1. Create the Companion Repo
mkdir my-project-claude && cd my-project-claude
git init
The naming convention I use is {project-name}-claude. Simple enough to know what it is at a glance when browsing my workspace.
2. Clone the App Repo Inside
git clone https://github.com/you/my-project.git
This creates my-project/ inside the companion repo. It's a normal git repo with its own history and remotes. The companion repo doesn't interfere with it.
3. Set Up .gitignore
# Application source (managed separately)
my-project/
# OS files
.DS_Store
# Override global gitignore to track CLAUDE.md
!CLAUDE.md
The important line is my-project/. The companion repo never commits the application code. The !CLAUDE.md line overrides global gitignore patterns (a lot of developers have CLAUDE.md in their global ignore list, and you absolutely want this file tracked).
4. Run /setup-project
Open Claude Code from the companion repo root and type /setup-project. This:
- Scans the codebase and asks you to confirm the target directory
- Runs a deep analysis, reading configs, entry points, CSS, JS, the lot
- Generates
.claude/(agents, skills, commands, rules, settings) tailored to what it found - Generates
DOCS/with architecture documentation - Creates
CLAUDE.mdandREADME.md
A few minutes later, you have a complete, project-specific Claude configuration. None of it touches the application repo.

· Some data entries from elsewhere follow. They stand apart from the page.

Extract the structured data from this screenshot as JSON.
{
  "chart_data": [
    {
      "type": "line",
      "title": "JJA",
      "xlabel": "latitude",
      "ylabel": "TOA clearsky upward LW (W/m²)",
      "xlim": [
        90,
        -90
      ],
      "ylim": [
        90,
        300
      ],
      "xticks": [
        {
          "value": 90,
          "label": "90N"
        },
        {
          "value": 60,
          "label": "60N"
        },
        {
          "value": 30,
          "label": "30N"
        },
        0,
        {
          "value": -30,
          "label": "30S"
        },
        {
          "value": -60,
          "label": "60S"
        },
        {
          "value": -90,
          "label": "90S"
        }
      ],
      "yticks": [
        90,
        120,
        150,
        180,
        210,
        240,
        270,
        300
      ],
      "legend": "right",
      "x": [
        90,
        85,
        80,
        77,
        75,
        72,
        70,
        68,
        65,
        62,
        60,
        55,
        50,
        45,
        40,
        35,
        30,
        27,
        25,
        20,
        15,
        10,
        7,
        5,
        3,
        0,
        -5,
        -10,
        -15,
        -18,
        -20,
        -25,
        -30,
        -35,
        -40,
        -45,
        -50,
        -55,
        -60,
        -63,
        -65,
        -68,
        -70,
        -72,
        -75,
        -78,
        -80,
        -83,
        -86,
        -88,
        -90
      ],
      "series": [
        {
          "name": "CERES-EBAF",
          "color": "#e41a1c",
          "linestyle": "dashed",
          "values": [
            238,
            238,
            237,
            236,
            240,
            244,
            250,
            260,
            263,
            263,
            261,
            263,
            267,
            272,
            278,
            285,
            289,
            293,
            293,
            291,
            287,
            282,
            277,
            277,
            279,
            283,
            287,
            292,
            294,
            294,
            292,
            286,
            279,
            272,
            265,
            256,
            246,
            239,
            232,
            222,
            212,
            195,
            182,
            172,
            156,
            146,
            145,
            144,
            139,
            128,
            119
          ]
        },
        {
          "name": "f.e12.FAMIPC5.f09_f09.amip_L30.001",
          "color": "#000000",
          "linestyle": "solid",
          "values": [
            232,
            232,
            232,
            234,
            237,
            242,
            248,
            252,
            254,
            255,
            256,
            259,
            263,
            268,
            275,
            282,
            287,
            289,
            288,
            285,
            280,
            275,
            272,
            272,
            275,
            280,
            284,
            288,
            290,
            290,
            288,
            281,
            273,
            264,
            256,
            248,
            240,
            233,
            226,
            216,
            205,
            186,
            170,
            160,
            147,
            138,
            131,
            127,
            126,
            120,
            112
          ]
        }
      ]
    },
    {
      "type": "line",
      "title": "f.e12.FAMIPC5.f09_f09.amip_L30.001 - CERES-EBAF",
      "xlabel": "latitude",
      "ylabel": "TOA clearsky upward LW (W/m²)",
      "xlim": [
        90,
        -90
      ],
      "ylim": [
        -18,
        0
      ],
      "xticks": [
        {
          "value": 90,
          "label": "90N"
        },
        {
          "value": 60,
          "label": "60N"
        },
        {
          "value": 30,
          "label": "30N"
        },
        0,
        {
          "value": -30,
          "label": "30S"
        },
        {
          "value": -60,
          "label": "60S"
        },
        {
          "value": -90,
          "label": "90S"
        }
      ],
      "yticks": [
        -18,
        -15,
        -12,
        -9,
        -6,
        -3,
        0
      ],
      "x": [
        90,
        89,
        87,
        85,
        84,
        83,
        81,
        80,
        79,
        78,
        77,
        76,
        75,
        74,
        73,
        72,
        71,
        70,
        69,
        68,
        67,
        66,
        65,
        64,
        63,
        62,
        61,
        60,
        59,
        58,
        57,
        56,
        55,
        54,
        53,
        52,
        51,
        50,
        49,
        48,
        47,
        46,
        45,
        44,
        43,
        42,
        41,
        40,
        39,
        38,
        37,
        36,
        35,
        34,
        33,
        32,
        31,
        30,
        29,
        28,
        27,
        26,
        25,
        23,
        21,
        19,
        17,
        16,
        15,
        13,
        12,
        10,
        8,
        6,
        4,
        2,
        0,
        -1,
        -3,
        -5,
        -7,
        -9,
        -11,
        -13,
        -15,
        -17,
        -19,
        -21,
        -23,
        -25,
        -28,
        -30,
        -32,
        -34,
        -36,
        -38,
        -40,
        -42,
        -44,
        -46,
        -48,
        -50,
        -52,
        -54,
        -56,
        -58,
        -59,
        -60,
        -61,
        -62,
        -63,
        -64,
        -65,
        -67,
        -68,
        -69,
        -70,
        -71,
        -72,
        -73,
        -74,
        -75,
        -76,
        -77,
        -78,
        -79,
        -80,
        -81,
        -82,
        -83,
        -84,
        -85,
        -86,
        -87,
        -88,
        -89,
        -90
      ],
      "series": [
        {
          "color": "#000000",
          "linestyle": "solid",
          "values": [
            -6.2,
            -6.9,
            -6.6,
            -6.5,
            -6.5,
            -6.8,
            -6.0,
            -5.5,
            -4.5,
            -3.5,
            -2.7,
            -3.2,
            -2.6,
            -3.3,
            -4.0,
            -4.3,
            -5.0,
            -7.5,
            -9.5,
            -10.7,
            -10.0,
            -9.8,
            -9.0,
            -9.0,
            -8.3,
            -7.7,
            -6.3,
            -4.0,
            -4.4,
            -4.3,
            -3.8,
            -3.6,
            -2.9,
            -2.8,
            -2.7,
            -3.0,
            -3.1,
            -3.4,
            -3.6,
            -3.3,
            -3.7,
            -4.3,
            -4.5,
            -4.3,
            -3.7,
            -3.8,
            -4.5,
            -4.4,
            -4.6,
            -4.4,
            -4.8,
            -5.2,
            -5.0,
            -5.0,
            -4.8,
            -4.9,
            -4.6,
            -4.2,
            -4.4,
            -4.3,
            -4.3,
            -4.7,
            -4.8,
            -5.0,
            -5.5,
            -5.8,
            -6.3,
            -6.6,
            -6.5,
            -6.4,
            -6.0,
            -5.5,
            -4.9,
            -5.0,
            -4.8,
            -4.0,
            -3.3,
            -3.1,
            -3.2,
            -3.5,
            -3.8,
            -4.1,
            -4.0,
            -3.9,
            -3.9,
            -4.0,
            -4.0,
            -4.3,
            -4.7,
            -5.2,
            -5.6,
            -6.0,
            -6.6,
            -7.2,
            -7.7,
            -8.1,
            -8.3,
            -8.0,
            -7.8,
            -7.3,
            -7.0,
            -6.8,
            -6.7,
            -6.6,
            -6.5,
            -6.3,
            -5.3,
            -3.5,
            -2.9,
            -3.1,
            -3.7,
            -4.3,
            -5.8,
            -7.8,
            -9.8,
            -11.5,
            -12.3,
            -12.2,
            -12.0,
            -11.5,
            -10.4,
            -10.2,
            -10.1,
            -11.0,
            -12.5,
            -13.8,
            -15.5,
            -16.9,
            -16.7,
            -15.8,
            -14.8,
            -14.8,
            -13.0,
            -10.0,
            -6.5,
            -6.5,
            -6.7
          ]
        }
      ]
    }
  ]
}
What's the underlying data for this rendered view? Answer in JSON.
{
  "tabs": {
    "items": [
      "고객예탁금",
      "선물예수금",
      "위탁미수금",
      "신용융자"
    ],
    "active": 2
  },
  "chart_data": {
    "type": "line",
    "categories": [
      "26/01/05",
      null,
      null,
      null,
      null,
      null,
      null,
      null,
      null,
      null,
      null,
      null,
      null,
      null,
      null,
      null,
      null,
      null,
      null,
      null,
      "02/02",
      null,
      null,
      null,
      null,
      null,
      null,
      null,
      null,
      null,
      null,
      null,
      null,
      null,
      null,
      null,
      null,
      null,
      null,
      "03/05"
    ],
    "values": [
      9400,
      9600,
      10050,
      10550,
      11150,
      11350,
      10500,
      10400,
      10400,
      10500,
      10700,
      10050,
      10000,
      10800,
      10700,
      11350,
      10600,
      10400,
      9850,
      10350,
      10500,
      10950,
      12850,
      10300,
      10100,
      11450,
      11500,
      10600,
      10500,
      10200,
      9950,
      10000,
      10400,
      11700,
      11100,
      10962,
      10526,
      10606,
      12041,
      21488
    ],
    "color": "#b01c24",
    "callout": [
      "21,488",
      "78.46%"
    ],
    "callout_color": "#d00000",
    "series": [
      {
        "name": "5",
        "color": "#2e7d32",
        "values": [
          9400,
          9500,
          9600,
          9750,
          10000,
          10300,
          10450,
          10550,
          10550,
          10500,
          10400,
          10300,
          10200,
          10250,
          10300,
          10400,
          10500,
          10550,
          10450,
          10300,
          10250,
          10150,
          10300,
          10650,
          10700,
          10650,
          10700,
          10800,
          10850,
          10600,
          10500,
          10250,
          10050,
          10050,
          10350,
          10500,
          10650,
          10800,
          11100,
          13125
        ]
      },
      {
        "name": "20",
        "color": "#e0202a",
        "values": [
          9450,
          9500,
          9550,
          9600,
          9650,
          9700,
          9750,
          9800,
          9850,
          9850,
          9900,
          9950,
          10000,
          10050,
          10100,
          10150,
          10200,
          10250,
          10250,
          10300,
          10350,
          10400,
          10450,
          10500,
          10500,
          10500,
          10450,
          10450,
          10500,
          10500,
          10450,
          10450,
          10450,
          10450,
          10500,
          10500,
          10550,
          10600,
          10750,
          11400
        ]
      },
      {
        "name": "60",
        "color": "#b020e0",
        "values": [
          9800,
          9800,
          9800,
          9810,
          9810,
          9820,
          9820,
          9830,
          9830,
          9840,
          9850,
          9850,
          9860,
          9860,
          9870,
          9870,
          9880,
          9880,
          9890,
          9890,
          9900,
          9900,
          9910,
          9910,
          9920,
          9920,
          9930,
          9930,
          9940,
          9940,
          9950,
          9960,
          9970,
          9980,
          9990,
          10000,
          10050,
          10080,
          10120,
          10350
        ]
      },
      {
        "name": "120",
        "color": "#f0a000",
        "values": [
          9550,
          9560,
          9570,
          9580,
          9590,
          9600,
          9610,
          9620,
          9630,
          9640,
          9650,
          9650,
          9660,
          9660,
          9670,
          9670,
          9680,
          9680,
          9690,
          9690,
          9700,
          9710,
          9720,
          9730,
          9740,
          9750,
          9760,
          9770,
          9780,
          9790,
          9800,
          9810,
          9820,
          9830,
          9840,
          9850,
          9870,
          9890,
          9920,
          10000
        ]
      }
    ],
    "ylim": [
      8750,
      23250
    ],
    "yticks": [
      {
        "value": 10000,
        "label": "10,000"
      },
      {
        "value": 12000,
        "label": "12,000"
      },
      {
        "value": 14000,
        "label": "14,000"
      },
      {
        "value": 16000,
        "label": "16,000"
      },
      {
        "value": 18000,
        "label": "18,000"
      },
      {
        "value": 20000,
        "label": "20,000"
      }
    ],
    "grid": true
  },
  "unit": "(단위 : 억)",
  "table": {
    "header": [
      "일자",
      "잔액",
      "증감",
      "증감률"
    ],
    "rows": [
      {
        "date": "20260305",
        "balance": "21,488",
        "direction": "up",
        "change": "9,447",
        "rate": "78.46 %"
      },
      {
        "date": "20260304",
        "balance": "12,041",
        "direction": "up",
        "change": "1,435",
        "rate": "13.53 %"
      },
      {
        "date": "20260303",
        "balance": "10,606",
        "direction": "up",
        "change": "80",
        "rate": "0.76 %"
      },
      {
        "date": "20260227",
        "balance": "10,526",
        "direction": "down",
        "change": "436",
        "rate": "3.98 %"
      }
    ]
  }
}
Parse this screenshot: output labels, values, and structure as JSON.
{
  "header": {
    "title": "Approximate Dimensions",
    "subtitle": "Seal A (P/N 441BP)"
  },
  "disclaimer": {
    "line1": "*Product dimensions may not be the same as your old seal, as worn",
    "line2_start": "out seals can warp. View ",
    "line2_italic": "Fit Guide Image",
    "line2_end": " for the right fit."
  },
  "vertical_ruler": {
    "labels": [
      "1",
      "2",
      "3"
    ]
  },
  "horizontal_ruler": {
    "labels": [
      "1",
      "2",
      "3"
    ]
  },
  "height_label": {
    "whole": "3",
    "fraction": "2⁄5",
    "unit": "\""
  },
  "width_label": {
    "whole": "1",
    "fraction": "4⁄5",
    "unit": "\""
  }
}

I'll cover what gets generated and how the configuration primitives fit together in a follow-up post. This post is about the structure and the reasoning; that one will be about the internals.
5. Keeping It Current
Projects change, configuration drifts. After significant structural changes (a major refactor, a new module, a shift in conventions), I re-run whatever scaffolding command I used at setup so the config reflects the current state of the codebase.
Note:
/realign-projectis my own custom command, the companion to/setup-project. It re-analyses the codebase, diffs against the existing.claude/,DOCS/,CLAUDE.md, andREADME.md, and updates only what's changed instead of regenerating from scratch. Takes a couple of minutes and keeps everything honest. I'll cover how both commands are built in the follow-up post on reusable workflows.
What This Looks Like in Practice
Here's the actual structure of the claude companion repo I use for this site:
aaronmedina-dev.github.io-claude/ # Companion repo
├── .claude/
│ ├── settings.json
│ ├── agents/ # 5 domain agents
│ ├── commands/ # 5 slash commands
│ ├── skills/ # 4 knowledge skills
│ └── rules/ # 6 coding convention rules
├── DOCS/ # 10 documentation files
├── CLAUDE.md
├── README.md
├── .gitignore
│
└── aaronmedina-dev.github.io/ # App repo (git-ignored)
├── .eleventy.js
├── index.html
├── blog/
├── cidr-calculator/
├── pert/
├── snake/
├── claude-code-leak/
└── whatthepatch/
22 configuration files, 10 documentation files, all in the companion repo. The application repo is a GitHub Pages portfolio site with a blog, mini-tools, and doc sites. It has no idea Claude configuration exists. Every Claude Code session starts with full context about how the project works, and the app stays exactly as it was.
This setup isn't necessary for every project. For private repos where the team all uses Claude Code, committing .claude/ directly to the project is simpler and there's nothing wrong with that. But if you're working with public repos, contributing to codebases you don't own, or you just prefer keeping your tooling separate from your code, a separate companion repo is a straightforward way to get there. Five minutes to set up, /realign-project to maintain, and the application repo never knows the difference.